January 26, 2007
The Lies of Ryszard Kapuściński
Jack Shafer in Slate:
John Updike worshipped him. Gabriel García Márquez tagged him "the true master of journalism." But there's one fact about the celebrated war correspondent and idol of New York's literary class that didn't get any serious attention this week. It's widely conceded that Kapuściński routinely made up things in his books. The New York Times obituary, which calls Kapuściński a "globe-trotting journalist," negotiates its way around the master's unique relationship with the truth diplomatically, stating that his work was "often tinged with magical realism" and used "allegory and metaphors to convey what was happening."
Scratch a Kapuściński enthusiast and he'll insist that everybody who reads the master's books understands from context that not everything in them is to be taken literally. This is a bold claim, as Kapuściński's work draws its power from the fantastic and presumably true stories he collects from places few of us will ever visit and few news organization have the resources to re-report and confirm. If Kapuściński regularly mashes up the observed (journalism) with the imagined (fiction), how certain can we be of our abilities to separate the two while reading?
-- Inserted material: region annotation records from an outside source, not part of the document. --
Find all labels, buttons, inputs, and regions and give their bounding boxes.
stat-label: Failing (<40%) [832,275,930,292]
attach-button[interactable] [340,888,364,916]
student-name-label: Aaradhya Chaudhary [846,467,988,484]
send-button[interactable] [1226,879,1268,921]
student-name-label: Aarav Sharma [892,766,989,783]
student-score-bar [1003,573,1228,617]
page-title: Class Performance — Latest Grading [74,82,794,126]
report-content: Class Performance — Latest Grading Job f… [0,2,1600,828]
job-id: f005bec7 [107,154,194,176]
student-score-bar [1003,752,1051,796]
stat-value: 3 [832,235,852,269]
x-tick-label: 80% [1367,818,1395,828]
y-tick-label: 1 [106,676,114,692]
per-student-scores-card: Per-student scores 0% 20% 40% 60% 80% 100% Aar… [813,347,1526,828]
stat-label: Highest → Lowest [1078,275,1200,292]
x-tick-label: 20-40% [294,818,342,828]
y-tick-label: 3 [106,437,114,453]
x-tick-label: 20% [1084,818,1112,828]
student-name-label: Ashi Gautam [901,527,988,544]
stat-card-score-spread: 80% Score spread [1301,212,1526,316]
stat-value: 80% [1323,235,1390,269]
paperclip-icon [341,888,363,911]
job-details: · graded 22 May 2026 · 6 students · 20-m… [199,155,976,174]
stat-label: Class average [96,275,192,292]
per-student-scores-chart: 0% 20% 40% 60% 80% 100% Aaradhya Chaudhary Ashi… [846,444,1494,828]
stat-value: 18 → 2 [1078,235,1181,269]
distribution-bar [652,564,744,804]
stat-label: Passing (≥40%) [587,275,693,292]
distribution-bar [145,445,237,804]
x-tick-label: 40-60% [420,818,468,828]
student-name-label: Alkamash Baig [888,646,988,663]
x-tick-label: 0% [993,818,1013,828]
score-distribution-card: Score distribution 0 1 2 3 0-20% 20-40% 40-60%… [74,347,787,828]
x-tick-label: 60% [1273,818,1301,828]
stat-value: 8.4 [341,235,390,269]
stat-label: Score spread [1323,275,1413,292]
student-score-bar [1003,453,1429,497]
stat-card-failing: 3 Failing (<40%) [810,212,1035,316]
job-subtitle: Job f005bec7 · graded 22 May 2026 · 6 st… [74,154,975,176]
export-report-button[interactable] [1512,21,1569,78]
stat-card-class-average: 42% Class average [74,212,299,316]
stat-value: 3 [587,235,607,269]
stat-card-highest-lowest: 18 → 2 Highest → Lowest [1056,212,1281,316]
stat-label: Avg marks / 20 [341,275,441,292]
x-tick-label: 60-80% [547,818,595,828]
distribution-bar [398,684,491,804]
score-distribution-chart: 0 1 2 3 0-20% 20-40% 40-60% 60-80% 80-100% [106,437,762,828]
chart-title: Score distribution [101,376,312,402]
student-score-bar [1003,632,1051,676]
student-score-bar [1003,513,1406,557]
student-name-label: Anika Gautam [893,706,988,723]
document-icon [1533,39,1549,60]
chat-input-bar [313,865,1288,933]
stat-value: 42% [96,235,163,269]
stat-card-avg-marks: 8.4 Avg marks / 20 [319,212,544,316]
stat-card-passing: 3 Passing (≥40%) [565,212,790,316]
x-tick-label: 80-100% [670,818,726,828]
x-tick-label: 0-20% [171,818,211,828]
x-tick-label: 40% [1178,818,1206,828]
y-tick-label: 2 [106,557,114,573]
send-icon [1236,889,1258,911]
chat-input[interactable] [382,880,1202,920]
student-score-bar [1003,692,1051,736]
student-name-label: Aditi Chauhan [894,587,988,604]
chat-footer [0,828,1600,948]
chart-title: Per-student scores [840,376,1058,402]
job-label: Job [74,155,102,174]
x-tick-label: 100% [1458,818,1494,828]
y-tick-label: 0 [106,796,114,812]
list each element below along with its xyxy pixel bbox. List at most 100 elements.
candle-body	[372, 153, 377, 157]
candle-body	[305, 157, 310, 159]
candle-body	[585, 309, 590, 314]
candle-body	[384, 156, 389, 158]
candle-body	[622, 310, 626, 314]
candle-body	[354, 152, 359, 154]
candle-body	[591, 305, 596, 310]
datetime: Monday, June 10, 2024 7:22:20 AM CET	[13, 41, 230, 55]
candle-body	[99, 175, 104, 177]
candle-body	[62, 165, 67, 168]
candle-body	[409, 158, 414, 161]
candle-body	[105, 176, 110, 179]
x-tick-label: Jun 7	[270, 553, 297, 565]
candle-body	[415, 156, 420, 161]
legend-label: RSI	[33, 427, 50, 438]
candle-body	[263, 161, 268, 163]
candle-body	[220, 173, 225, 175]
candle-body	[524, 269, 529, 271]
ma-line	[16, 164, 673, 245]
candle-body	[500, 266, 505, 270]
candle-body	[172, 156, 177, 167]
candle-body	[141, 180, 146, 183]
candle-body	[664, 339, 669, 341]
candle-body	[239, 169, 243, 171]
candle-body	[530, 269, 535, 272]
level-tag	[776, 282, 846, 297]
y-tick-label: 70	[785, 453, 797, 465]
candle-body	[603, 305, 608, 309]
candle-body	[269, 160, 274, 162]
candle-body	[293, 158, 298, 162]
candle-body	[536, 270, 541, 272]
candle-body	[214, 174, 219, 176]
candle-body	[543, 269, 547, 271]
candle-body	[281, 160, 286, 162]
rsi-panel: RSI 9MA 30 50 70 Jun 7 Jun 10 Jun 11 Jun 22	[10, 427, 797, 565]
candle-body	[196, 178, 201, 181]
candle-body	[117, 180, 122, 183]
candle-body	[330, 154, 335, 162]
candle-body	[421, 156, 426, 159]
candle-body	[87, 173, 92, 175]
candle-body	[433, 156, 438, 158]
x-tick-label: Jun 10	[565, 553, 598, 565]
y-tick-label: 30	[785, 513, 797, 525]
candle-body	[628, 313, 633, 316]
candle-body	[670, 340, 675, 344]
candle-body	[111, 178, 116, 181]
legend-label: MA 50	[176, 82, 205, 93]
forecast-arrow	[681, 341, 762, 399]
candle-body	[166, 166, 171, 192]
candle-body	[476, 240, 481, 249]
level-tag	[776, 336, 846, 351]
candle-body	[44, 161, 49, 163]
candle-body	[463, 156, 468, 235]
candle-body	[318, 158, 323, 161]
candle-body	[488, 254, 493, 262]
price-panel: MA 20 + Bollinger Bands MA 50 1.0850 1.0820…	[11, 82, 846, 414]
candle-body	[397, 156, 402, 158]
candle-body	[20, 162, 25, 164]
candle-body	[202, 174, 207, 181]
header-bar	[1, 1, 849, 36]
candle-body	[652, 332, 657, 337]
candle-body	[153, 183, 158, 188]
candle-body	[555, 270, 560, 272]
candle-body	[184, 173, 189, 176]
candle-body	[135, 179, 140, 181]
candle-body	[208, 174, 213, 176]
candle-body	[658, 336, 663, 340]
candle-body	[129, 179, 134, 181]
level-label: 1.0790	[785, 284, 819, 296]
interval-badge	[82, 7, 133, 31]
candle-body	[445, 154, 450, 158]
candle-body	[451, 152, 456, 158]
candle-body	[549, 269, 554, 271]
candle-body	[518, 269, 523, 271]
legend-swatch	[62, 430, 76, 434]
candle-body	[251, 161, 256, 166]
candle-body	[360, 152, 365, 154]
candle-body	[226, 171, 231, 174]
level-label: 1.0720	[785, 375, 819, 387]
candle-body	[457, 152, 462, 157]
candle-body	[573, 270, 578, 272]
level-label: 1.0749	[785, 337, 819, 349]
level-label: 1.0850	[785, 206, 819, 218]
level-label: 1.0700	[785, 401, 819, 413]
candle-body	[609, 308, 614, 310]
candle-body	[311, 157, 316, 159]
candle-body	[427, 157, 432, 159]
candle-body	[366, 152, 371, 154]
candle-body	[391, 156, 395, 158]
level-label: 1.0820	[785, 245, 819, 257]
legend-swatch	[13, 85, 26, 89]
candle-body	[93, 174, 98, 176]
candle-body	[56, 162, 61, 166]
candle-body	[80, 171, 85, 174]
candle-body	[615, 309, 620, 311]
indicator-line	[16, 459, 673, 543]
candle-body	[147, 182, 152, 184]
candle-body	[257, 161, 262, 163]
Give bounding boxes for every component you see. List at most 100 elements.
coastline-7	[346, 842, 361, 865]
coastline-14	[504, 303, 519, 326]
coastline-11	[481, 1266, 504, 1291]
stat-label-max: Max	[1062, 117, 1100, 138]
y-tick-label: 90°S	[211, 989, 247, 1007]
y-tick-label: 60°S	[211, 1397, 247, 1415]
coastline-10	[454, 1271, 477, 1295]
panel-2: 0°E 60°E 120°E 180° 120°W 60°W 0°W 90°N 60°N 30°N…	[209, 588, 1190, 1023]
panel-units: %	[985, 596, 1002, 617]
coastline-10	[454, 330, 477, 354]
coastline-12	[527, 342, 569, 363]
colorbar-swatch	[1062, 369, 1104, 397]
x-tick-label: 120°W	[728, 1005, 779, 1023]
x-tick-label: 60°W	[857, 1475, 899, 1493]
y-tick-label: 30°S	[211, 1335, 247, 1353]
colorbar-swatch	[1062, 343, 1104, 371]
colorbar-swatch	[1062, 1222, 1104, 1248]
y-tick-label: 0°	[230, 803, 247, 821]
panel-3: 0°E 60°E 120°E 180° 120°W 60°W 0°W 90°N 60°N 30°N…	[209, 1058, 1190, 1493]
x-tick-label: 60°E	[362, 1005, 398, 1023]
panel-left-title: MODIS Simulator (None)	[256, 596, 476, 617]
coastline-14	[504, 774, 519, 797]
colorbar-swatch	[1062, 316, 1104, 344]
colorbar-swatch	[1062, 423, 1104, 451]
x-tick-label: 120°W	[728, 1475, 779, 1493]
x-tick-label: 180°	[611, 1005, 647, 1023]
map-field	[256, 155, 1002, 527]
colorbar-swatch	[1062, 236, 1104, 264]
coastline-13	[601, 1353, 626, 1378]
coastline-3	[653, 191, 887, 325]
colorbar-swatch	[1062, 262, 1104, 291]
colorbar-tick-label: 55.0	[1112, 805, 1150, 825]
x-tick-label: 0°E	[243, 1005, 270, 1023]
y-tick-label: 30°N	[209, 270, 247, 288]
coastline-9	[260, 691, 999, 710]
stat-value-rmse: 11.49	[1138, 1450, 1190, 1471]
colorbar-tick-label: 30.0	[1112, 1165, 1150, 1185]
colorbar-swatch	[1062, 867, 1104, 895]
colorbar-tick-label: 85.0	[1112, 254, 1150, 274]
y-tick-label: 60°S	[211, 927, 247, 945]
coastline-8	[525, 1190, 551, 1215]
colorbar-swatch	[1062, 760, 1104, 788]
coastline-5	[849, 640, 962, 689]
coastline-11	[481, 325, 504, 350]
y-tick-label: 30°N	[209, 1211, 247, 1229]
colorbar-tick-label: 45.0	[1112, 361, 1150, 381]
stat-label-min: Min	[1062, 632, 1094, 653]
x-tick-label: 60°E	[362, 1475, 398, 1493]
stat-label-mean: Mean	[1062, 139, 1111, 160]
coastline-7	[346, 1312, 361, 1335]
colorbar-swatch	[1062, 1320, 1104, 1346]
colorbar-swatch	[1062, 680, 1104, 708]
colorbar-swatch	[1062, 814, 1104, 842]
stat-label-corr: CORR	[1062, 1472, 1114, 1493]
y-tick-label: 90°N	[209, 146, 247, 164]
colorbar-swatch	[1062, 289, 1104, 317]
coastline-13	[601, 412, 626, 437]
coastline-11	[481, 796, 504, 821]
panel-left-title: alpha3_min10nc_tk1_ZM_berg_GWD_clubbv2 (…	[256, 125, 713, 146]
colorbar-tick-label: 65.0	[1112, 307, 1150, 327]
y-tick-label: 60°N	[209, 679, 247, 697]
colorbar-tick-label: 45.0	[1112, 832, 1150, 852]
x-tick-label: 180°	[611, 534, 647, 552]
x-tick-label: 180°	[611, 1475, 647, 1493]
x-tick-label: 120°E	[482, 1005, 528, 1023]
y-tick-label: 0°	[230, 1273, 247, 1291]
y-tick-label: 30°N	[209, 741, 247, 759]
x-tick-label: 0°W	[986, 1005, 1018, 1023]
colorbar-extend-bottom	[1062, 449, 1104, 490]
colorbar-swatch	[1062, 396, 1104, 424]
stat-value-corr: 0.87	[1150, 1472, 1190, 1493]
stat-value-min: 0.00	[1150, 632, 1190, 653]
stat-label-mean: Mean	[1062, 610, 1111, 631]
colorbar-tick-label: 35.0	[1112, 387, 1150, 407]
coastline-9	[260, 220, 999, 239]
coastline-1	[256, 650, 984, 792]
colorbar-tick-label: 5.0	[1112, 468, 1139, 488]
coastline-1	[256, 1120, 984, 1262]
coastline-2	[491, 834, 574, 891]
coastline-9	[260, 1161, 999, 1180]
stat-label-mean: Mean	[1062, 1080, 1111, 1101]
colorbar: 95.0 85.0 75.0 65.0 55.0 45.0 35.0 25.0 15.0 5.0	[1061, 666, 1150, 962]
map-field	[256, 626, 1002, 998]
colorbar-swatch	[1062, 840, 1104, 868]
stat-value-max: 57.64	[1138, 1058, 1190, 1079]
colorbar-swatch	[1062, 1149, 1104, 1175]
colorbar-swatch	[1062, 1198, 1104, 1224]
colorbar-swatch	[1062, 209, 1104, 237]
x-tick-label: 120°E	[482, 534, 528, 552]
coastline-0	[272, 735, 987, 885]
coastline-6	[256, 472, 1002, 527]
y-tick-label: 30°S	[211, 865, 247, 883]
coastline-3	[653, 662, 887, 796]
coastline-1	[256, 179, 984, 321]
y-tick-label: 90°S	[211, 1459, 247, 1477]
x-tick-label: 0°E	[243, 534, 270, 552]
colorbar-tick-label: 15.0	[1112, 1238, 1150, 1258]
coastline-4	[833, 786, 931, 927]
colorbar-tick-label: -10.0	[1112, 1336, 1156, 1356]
Should we regard Kapuściński's end product as journalism? Should we give Kapuściński a bye but castigate Stephen Glass, who defrauded the New Republic and other publications by doing a similar thing on a grosser scale? Do we cut Kapuściński slack because he was better at observing, imagining, and writing than Glass, and had the good sense to write from exotic places? Exactly how is Kapuściński different from James Frey in practice if not in execution?
More here.
Posted by S. Abbas Raza at 04:29 PM | Permalink























Comments
Around 1980, Carlos Castaneda was pressured to reveal that the "Don Juan" books about the teachings of an actual Yaqui sorcerer whom the writer had befriended were filled with fiction, that Don Juan himself was a composite character -- at best. Nothing that Kapuscinski or James Frey (I don't like mentioning them in the same breath) wrote could compare in in sheer counter-cultural clout to the Don Juan opus, one of the Zeitgeist-driven publishing coups of the late Mid-century, and there's been lots of fudging, gaming and outright fraud meanwhile. But it's interesting to ask if it mattered then as much as it does now that a beloved, well-compensated writer of non-fiction is exposed as untruthful. While there were a number of furious Castaneda cultists across the land, there were at least as many apologists who claimed that if the teachings of Don Juan were products of the writer's imagination, then that was "even better" than if a veridical Don Juan had ever lived and taught him. Certainly more magical, more truthful in spirit to the experience of non-ordinary reality these books had initiated so many readers into.
The injury felt by the angrier readers, however, was perhaps not about shamanism being represented as different from what the writer found, but about friendship being both mocked and mocked up. It was crucial that these books be founded on a real friendship -- on the idea that such a friendship could and did exist -- between a questing youth and a sage, that there was, truly, a Don Juan for Castaneda and for young people without quite his access to that opportunity. I write as a non-cultist (of Castaneda, at least), but as one who saw how disheartening it was that the myth was not real; we know when we're being appealed to on a mythic basis, but we also want the myth to be real. And if it's truly important, we want to hit bedrock when we read.
A journalist who records what he never saw and notes that untidy fact elsewhere in his writings needs to be understood quite differently from non-fiction writers who think they are telling the literal truth. Kapuscinski made us believe that he was a man who traveled far and saw wonderful things, that it was a unique property of his soul and fate that he saw and did them, and wrote of them. Is it a trifle that he occasionally wrote without seeing or doing? He tipped us off, after all. And he wrote marvelously, did he not? The disappointment lies in his being not quite the man who witnessed remarkable occurences, who attracted them into his orbit and gave them to the world. We need to believe in that man, and instead, there's what he imagined and wrote -- no small thing.
Posted by: Elatia Harris | Jan 26, 2007 10:45:20 PM
I think Shafer is off the mark. At the least he has a case to make. He provides no evidence that the press reports RK filed for the Polish news agency were in any way compromised. And he allows that we can read RK's books as something other than journalism. So what is Shafer's complaint? We can judge speech acts, like other sorts of acts, only when we properly grasp their point. Is the point of RK's books to provide journalistic reports? Not in amy obvious sense.